S.Res. 198 (111th): A resolution observing the historical significance of Juneteenth Independence Day.

111th Congress, 2009–2010. Text as of Jun 19, 2009 (Resolution Agreed to).

Status & Summary | PDF | Source: GPO

III

111th CONGRESS

1st Session

S. RES. 198

IN THE SENATE OF THE UNITED STATES

June 19, 2009

(for himself, Mr. Brownback, Mr. Levin, Mrs. Hutchison, and Mrs. Gillibrand) submitted the following resolution; which was considered and agreed to

RESOLUTION

Observing the historical significance of Juneteenth Independence Day.

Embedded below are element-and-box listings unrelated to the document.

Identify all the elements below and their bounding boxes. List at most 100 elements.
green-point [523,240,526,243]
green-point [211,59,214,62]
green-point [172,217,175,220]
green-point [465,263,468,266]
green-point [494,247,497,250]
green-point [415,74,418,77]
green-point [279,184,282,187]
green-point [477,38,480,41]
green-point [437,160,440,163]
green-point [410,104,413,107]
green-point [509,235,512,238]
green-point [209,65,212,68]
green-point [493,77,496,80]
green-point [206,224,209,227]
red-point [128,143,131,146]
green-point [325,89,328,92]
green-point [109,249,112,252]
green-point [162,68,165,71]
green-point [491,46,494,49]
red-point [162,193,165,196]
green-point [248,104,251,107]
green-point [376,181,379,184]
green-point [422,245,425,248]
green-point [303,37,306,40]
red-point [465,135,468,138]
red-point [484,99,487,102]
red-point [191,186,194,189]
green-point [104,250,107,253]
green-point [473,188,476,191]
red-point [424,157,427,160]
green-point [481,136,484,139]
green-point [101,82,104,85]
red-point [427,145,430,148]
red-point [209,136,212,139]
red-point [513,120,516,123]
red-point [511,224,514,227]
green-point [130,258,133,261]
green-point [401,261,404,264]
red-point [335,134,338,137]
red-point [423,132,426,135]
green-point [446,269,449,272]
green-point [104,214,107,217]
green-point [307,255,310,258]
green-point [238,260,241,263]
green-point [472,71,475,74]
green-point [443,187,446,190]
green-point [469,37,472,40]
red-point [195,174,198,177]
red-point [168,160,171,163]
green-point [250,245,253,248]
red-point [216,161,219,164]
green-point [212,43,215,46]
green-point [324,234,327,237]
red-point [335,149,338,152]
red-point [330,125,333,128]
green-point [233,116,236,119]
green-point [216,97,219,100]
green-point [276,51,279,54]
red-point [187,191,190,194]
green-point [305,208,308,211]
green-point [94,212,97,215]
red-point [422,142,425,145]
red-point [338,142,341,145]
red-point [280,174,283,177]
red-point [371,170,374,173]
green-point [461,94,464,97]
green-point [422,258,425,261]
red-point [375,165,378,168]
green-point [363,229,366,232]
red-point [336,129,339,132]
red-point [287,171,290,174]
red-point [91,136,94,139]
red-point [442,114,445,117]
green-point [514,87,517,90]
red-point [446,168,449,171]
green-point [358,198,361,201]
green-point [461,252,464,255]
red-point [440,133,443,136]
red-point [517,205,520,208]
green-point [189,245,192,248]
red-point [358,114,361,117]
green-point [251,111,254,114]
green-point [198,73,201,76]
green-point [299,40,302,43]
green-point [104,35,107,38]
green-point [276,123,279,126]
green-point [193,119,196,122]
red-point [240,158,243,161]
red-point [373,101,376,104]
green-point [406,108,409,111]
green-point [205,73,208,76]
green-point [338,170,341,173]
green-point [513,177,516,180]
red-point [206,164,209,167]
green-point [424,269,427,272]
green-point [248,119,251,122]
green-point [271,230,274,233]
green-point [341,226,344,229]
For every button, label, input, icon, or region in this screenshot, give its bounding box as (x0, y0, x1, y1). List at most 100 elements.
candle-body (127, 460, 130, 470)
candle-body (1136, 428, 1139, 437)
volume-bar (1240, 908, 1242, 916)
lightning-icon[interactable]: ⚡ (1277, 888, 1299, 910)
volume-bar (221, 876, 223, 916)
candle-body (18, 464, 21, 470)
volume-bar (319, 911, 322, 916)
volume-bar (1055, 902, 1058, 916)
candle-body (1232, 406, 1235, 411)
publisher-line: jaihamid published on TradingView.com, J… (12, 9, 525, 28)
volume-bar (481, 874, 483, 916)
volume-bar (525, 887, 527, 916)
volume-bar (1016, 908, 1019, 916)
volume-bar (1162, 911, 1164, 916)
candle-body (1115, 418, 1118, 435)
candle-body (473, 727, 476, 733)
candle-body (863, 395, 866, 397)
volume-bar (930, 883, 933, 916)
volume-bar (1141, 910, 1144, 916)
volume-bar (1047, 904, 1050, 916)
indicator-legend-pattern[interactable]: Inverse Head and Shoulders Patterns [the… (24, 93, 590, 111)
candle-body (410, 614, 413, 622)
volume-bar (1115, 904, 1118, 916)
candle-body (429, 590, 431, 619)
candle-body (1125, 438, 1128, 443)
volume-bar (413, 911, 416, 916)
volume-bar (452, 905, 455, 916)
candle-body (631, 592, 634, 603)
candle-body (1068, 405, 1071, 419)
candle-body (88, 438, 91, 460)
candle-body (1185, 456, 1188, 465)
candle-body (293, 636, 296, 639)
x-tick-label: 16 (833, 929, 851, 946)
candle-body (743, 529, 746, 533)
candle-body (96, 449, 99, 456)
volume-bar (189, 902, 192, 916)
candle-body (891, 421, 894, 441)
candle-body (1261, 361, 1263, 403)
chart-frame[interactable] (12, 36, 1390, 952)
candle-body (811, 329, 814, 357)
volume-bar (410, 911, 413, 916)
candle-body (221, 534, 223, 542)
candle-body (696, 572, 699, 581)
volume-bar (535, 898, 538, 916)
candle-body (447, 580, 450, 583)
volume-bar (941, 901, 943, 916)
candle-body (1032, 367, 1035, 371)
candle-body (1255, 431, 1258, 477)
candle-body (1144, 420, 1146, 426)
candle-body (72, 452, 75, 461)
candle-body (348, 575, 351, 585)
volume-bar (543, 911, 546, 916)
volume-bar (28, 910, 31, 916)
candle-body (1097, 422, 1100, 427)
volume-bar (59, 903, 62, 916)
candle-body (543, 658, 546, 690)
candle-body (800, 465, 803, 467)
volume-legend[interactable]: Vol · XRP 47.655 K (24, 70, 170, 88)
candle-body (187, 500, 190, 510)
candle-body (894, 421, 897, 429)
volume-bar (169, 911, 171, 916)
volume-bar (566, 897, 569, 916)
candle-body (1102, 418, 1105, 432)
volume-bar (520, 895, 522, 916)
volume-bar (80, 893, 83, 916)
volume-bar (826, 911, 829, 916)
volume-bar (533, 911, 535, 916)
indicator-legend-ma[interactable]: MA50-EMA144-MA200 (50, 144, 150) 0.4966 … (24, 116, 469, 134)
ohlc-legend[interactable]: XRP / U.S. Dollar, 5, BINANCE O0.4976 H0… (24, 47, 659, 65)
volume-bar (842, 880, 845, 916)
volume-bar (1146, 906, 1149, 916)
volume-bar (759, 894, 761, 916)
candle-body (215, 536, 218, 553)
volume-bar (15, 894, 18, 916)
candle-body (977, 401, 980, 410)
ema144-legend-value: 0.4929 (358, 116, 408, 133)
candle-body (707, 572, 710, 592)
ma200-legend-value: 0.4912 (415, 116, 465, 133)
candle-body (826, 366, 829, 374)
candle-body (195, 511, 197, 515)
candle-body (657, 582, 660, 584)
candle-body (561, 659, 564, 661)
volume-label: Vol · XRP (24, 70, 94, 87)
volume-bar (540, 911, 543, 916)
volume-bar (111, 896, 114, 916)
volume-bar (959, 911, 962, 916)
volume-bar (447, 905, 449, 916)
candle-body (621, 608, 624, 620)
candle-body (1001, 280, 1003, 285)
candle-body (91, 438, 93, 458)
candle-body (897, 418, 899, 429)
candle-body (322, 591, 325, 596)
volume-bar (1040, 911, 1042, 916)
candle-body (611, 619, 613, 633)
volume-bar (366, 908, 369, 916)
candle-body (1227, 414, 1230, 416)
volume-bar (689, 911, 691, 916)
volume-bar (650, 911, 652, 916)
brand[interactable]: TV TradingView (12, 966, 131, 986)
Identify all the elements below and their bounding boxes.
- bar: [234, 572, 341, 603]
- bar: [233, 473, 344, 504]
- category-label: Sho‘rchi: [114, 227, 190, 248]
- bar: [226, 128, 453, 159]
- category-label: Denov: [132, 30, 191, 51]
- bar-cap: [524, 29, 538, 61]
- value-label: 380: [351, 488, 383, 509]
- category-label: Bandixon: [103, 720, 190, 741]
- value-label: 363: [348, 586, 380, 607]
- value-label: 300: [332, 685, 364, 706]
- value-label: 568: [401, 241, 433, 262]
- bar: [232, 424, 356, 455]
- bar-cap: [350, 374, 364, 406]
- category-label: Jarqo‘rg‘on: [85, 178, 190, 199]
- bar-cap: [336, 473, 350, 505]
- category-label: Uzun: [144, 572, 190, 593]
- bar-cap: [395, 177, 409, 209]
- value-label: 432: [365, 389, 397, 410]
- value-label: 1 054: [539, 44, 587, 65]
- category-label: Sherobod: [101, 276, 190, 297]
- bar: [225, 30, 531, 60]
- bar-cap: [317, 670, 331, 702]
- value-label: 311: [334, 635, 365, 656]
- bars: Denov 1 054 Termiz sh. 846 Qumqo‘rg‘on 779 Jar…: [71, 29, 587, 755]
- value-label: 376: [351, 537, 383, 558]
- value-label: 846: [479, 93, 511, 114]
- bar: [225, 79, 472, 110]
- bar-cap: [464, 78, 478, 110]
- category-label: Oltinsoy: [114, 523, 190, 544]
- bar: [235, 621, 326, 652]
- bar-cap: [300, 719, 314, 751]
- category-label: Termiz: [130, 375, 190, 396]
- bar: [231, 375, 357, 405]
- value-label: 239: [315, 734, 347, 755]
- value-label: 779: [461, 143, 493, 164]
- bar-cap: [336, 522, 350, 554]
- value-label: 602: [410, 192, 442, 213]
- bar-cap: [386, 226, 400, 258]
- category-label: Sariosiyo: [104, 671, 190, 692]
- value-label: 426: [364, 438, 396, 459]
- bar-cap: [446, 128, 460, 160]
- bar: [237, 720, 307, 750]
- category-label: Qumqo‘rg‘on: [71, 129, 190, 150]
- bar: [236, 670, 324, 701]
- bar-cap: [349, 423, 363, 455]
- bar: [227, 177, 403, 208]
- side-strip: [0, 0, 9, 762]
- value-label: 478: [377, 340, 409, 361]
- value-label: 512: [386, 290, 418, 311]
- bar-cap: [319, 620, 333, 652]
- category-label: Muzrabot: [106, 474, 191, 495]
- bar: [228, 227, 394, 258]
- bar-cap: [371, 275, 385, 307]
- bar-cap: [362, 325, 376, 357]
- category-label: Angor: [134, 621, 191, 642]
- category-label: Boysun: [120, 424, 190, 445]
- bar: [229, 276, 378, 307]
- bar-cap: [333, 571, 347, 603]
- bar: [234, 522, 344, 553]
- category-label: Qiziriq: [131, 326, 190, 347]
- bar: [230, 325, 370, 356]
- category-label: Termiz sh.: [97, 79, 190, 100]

Whereas news of the end of slavery did not reach frontier areas of the United States, and in particular the southwestern States, for more than 21/2 years after President Lincoln's Emancipation Proclamation, which was issued on January 1, 1863, and months after the conclusion of the Civil War;

Whereas, on June 19, 1865, Union soldiers led by Major General Gordon Granger arrived in Galveston, Texas with news that the Civil War had ended and that the enslaved were free;

Whereas African-Americans who had been slaves in the Southwest celebrated June 19, commonly known as Juneteenth Independence Day, as the anniversary of their emancipation;

Whereas African-Americans from the Southwest continue the tradition of celebrating Juneteenth Independence Day as inspiration and encouragement for future generations;

Whereas for more than 140 years, Juneteenth Independence Day celebrations have been held to honor African-American freedom while encouraging self-development and respect for all cultures;

Whereas although Juneteenth Independence Day is beginning to be recognized as a national, and even global, event, the history behind the celebration should not be forgotten; and

Whereas the faith and strength of character demonstrated by former slaves remains an example for all people of the United States, regardless of background, religion, or race: Now, therefore, be it

That—

(1)

the Senate—

(A)

recognizes the historical significance of Juneteenth Independence Day to the Nation;

(B)

supports the continued celebration of Juneteenth Independence Day to provide an opportunity for the people of the United States to learn more about the past and to understand better the experiences that have shaped the Nation; and

(C)

encourages the people of the United States to observe Juneteenth Independence Day with appropriate ceremonies, activities, and programs; and

(2)

it is the sense of the Senate that—

(A)

the celebration of the end of slavery is an important and enriching part of the history and heritage of the United States; and

(B)

history should be regarded as a means for understanding the past and solving the challenges of the future.